The second portion of the problem is still not solved. I would be interested if there is any viable approach to this

问题的第二部分仍然没有解决。如果有任何可行的方法,我会感兴趣

回答by Ram Ghadiyaram

Recently faced issue with this. Thought it might be helpful for scala users..

最近遇到了这个问题。认为它可能对 Scala 用户有帮助..

Scala way of doing BroadCastWrapperis like below example.

Scala 的做法BroadCastWrapper就像下面的例子。

import java.io.{ ObjectInputStream, ObjectOutputStream }
import org.apache.spark.broadcast.Broadcast
import org.apache.spark.streaming.StreamingContext
import scala.reflect.ClassTag

/* wrapper lets us update brodcast variables within DStreams' foreachRDD
 without running into serialization issues */
case class BroadcastWrapper[T: ClassTag](
 @transient private val ssc: StreamingContext,
  @transient private val _v: T) {

  @transient private var v = ssc.sparkContext.broadcast(_v)
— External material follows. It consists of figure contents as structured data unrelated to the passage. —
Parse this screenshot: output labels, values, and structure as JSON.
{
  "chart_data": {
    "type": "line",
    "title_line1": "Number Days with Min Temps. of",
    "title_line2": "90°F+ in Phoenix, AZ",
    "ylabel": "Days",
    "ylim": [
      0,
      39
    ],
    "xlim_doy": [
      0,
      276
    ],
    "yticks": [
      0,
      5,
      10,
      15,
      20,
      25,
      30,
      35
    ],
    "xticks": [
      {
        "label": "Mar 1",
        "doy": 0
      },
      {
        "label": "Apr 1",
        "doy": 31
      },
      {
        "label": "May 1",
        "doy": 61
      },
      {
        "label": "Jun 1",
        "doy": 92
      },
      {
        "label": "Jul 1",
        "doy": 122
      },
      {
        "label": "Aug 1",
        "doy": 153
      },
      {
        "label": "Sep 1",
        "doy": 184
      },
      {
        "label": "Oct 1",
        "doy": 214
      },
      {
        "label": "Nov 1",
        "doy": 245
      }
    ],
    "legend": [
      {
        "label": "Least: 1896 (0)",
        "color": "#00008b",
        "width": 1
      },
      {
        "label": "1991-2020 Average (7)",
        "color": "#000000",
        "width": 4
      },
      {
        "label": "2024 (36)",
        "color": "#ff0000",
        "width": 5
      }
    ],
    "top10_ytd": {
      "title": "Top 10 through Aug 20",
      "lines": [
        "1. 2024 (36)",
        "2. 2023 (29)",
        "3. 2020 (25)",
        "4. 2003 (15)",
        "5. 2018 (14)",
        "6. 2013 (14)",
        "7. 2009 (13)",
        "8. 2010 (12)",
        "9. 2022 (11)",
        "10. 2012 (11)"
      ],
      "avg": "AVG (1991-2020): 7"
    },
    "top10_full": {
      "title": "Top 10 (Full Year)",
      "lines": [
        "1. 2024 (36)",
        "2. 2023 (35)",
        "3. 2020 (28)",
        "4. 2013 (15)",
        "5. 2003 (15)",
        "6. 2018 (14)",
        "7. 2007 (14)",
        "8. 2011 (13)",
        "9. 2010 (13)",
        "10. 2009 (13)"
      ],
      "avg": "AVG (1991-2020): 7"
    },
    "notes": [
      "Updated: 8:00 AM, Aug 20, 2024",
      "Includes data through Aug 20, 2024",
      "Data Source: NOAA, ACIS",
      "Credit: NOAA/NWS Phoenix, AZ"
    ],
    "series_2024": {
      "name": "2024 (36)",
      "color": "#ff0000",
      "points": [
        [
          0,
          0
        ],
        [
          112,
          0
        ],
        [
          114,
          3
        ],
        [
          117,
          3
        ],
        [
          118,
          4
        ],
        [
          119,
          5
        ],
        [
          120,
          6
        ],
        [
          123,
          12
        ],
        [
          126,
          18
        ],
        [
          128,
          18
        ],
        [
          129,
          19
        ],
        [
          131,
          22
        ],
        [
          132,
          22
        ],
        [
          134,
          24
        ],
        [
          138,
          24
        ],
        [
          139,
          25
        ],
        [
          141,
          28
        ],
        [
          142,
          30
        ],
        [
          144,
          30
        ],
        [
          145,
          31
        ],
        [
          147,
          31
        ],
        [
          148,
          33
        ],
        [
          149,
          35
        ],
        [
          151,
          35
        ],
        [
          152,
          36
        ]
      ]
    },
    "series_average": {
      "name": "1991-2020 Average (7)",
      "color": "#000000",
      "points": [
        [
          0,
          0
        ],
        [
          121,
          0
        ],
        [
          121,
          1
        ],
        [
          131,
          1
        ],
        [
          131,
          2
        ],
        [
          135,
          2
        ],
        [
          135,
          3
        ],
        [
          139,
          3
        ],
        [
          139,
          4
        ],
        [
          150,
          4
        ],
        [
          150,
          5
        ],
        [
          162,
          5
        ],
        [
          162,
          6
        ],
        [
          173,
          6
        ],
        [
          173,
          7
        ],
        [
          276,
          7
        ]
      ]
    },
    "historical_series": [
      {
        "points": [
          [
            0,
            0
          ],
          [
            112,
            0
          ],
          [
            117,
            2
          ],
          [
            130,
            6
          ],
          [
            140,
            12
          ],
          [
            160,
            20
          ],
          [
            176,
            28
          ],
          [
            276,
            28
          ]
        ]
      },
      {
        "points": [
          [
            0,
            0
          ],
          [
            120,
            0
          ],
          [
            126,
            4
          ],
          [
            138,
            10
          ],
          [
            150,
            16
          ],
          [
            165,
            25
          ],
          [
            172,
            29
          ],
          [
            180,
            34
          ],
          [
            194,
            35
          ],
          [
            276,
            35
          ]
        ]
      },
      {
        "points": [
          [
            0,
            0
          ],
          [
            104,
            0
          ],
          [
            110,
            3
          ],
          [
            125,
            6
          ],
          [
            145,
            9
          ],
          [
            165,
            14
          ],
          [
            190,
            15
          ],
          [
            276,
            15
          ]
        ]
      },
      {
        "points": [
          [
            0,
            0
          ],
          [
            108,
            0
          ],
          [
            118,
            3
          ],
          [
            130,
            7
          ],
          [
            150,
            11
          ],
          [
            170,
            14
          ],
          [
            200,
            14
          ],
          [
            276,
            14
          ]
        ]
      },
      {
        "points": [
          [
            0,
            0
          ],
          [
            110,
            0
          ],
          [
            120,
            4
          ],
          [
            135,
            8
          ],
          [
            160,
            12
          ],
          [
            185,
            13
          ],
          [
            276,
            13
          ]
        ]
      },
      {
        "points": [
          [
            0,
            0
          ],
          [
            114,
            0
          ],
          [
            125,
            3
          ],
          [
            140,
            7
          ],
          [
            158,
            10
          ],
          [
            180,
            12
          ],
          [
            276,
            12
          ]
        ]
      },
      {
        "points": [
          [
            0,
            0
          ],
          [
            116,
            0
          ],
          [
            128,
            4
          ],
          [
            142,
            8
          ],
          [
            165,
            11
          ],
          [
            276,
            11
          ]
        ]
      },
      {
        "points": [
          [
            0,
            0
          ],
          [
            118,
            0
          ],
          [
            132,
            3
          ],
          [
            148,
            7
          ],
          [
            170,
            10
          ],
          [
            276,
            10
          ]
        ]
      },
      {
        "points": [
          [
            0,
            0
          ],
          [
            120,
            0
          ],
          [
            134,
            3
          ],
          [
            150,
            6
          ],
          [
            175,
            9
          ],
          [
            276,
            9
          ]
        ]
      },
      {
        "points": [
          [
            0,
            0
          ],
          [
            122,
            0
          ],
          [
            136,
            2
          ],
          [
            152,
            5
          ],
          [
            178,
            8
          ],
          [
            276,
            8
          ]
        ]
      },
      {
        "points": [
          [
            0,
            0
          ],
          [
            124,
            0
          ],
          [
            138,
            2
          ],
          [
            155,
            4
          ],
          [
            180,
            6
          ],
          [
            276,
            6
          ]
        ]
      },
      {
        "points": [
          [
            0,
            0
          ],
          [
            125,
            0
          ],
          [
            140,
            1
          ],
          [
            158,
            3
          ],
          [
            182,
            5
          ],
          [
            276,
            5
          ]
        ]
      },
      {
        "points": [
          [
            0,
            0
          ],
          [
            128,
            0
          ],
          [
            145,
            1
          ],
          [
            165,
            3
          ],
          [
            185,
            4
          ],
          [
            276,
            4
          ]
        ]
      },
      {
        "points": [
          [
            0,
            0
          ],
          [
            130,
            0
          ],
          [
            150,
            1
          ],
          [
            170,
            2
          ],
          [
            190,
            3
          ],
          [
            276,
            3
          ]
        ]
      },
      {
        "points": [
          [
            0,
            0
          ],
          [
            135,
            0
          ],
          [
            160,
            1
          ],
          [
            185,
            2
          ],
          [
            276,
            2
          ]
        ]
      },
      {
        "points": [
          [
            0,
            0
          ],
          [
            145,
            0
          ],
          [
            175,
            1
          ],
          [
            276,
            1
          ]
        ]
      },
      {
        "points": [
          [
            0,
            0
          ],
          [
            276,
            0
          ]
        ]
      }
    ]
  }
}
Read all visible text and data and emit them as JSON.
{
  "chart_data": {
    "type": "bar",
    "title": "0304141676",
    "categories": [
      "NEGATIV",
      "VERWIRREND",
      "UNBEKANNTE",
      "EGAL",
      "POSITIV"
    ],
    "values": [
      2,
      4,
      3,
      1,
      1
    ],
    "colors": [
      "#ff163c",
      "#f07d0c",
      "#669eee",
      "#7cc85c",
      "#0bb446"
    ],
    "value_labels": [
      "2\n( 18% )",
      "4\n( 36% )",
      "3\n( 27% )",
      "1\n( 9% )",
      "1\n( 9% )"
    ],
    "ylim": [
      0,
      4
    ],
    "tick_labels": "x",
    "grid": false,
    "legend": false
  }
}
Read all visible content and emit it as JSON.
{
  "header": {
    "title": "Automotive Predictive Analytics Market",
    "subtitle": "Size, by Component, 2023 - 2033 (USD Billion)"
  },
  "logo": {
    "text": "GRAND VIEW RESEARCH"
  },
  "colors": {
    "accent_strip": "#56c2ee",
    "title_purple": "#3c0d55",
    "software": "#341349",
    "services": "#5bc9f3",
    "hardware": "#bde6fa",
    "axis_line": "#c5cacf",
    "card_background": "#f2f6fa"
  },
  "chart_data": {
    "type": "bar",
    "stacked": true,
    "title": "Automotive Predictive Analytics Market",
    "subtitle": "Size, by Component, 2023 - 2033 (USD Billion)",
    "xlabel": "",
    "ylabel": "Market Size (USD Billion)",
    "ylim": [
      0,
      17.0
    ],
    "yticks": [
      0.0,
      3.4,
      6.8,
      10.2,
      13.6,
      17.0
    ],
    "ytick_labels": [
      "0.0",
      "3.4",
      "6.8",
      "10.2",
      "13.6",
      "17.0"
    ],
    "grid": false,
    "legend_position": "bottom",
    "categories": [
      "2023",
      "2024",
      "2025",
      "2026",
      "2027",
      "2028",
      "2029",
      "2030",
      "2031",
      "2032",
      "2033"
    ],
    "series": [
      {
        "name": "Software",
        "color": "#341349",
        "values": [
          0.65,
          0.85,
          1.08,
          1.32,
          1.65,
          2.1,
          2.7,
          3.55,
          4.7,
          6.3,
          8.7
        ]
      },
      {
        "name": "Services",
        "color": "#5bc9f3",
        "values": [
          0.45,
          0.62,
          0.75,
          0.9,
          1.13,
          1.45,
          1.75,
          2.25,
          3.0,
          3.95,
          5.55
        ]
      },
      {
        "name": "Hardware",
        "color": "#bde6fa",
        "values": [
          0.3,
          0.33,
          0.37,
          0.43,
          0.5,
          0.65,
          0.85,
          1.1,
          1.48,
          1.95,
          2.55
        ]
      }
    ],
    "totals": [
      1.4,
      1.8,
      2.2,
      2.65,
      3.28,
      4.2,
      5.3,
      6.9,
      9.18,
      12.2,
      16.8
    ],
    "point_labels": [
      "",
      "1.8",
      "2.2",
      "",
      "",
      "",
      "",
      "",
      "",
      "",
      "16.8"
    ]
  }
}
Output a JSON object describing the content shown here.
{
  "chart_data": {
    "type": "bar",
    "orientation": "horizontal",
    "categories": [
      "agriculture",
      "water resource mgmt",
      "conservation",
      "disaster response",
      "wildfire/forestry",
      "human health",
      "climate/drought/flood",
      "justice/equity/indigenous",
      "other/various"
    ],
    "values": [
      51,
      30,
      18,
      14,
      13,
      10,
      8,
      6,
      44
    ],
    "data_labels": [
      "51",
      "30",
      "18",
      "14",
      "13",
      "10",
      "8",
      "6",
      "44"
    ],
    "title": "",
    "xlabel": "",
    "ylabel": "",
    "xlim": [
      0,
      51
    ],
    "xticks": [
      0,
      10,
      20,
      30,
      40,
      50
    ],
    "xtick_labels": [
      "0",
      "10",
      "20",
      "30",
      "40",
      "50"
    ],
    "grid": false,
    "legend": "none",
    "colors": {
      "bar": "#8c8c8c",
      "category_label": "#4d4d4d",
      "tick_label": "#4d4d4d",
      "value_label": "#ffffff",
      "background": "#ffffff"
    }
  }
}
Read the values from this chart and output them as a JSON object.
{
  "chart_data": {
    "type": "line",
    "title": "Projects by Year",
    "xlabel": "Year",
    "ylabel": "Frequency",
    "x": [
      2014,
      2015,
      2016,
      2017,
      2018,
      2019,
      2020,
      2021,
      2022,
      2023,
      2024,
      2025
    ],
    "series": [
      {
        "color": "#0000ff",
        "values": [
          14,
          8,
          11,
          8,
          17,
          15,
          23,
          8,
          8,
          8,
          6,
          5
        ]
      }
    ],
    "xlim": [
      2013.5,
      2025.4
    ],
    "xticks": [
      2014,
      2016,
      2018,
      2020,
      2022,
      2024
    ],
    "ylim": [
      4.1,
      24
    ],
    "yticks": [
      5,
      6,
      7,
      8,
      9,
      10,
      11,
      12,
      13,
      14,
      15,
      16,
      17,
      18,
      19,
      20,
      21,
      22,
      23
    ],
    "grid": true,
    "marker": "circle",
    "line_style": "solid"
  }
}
  def update(newValue: T, blocking: Boolean = false): Unit = {

    v.unpersist(blocking)
    v = ssc.sparkContext.broadcast(newValue)
  }

  def value: T = v.value

  private def writeObject(out: ObjectOutputStream): Unit = {
    out.writeObject(v)
  }

  private def readObject(in: ObjectInputStream): Unit = {
    v = in.readObject().asInstanceOf[Broadcast[T]]
  }
}

Every time you need to call update function to get new broadcast variable.

每次您需要调用更新函数来获取新的广播变量。

回答by Rohan Aletty

Not sure if you've tried this already but I think an update to a broadcast variable may be achieved without shutting down the SparkContext. Through use of the unpersist()method, copies of the broadcast variable are deleted on each executor and would need to be the variable would need to be rebroadcast in order to be accessed again. For your use case, when you want to update your broadcast, you can:

不确定您是否已经尝试过,但我认为可以在不关闭SparkContext. 通过使用该unpersist()方法,广播变量的副本在每个执行器上被删除,并且需要重新广播的变量才能被再次访问。对于您的用例,当您想要更新广播时,您可以:

  1. Wait for your executors to finish on a current series of data

  2. Unpersist the broadcast variable

  3. Update the broadcast variable

  4. Rebroadcast to send the new reference data to the executors

  1. 等待您的执行者完成当前的一系列数据

  2. 取消持久化广播变量

  3. 更新广播变量

  4. 重新广播以将新的参考数据发送给执行者

I'm drawing pretty heavily from this postbut the person who made the last reply claimed to have gotten it working locally. It's important to note that you probably want to set blocking to trueon the unpersist so that you can be sure executors are rid of the old data (so the stale values won't be read again on the next iteration).

我从这篇文章中大量借鉴,但最后回复的人声称已在本地工作。重要的是要注意,您可能希望将阻塞设置true为 unpersist,以便您可以确保执行程序清除旧数据(因此在下一次迭代中不会再次读取陈旧值)。